O diretor de precificação de produtos refinados nas Américas da Platts, parte da S&P Global Commodity Insights, Matthew Kohlman, aponta outro aspecto que impulsionou as importações. “A economia do Brasil está crescendo, especialmente os mercados agrícolas que dependem do diesel para transporte. As refinarias locais aumentaram a produção, mas ainda não conseguiram acompanhar a demanda”, aponta.
O tema é visto ainda como prioridade para a segurança energética brasileira, país que tem sua matriz de fretes bastante dependente de veículos a diesel. “Sem dúvida, a importação deve ser considerada como prioridade para garantia do abastecimento e segurança energética nacional. O déficit na produção nacional é da ordem de 30% da demanda”, afirma Araújo.
Desconforto com o Ocidente e riscos
Para Faucz, a mudança no cenário de importações não foi impulsionada por uma política pública deliberada, mas sim pelo dinamismo dos agentes privados em busca das melhores oportunidades de mercado. “Até o momento, não se observou um escrutínio significativo por parte dos Estados Unidos ou da União Europeia em relação aos fluxos de petróleo e derivados da Rússia”, afirma.
Em sua visão, isso se deve, em parte, às preocupações globais com a inflação e os preços dos combustíveis, em especial em um ano eleitoral críticos nos Estados Unidos, que têm levado essas potências a adotar uma postura mais cautelosa quanto à imposição de pressões adicionais. “É pouco provável que haja um aumento significativo da pressão do Ocidente para que o Brasil cesse suas importações de diesel da Rússia”, avalia.

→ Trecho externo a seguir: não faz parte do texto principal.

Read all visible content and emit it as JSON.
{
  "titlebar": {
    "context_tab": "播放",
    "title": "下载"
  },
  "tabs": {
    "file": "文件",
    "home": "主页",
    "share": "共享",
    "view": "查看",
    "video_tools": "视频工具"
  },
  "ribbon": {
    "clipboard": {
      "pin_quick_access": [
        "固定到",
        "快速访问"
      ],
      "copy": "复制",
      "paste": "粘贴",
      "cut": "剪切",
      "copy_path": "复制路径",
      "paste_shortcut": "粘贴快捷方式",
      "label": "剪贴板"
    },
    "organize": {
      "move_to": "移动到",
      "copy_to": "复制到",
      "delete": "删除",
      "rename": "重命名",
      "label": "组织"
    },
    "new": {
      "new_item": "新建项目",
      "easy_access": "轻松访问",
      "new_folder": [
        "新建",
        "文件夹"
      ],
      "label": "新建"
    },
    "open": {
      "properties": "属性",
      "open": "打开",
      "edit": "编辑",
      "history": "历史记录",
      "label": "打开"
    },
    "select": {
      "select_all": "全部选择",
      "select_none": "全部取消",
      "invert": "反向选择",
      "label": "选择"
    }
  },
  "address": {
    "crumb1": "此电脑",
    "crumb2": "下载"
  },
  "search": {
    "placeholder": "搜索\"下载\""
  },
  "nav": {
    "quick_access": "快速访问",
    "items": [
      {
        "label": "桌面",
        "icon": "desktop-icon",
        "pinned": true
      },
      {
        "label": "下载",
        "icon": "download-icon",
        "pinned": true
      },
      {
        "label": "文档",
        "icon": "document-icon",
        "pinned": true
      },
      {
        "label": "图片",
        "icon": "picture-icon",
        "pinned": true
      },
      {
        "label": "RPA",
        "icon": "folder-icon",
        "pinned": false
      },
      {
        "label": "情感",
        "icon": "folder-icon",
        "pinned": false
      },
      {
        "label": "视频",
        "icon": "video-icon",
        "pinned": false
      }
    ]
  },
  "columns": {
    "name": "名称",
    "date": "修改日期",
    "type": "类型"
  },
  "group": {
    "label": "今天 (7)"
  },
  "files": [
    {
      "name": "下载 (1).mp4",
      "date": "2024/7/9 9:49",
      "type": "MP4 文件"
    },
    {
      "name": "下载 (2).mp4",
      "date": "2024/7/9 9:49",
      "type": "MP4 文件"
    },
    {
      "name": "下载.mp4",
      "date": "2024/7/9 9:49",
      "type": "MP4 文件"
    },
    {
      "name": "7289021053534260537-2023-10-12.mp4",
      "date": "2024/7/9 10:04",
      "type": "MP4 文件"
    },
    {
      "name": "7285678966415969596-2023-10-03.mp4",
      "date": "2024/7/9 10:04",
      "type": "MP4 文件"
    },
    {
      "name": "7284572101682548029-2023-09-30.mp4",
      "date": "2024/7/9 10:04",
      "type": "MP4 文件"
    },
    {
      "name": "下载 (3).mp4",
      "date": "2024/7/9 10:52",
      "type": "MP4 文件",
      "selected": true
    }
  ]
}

Em setembro de 2023, o governo russo ordenou a proibição das exportações dos combustíveis do país, visando garantir o suprimento interno. À época, o movimento fez com que importadores brasileiros tivessem de buscar opções de última hora. Sobre o cenário e os eventuais riscos, Araújo argumenta que a proibição foi por um pequeno período. “Entendemos que não existe risco de descontinuidade das operações”, afirma.
Para Faucz, uma suspensão ou redução nas exportações russas provocaria, em escala global, um incremento nos preços, afetando consequentemente a referência para as refinarias locais no Brasil. Além disso, as importadoras brasileiras, diante da necessidade de buscar alternativas em mercados potencialmente menos competitivos, poderiam enfrentar redução nas suas margens de lucro, o que, por sua vez, teria impacto direto no preço final ao consumidor, com um possível aumento no custo do diesel nas bombas.
Cenário provavelmente mantido em 2024
“Para 2024, considerando a continuação das sanções sobre as cargas russas, é provável que a tendência de importação de diesel russo pelo Brasil se mantenha, com o país seguindo com os descontos atrativos, e se as condições dos mercados continuarem favorecendo esta opção”, avalia Faucz.
Segundo Araújo, considerando a expectativa de alta do PIB em 2024, a forte correlação existente da atividade com o consumo de diesel e a manutenção da oferta atual de produto nacional, o volume importado deverá ser um pouco maior que o verificado em 2023. “O aumento no teor de biodiesel no diesel não impactará a necessidade de importação”, aponta ainda. “A expectativa é de que a Rússia continuará ofertando produto com desconto, sendo a melhor opção para os importadores”.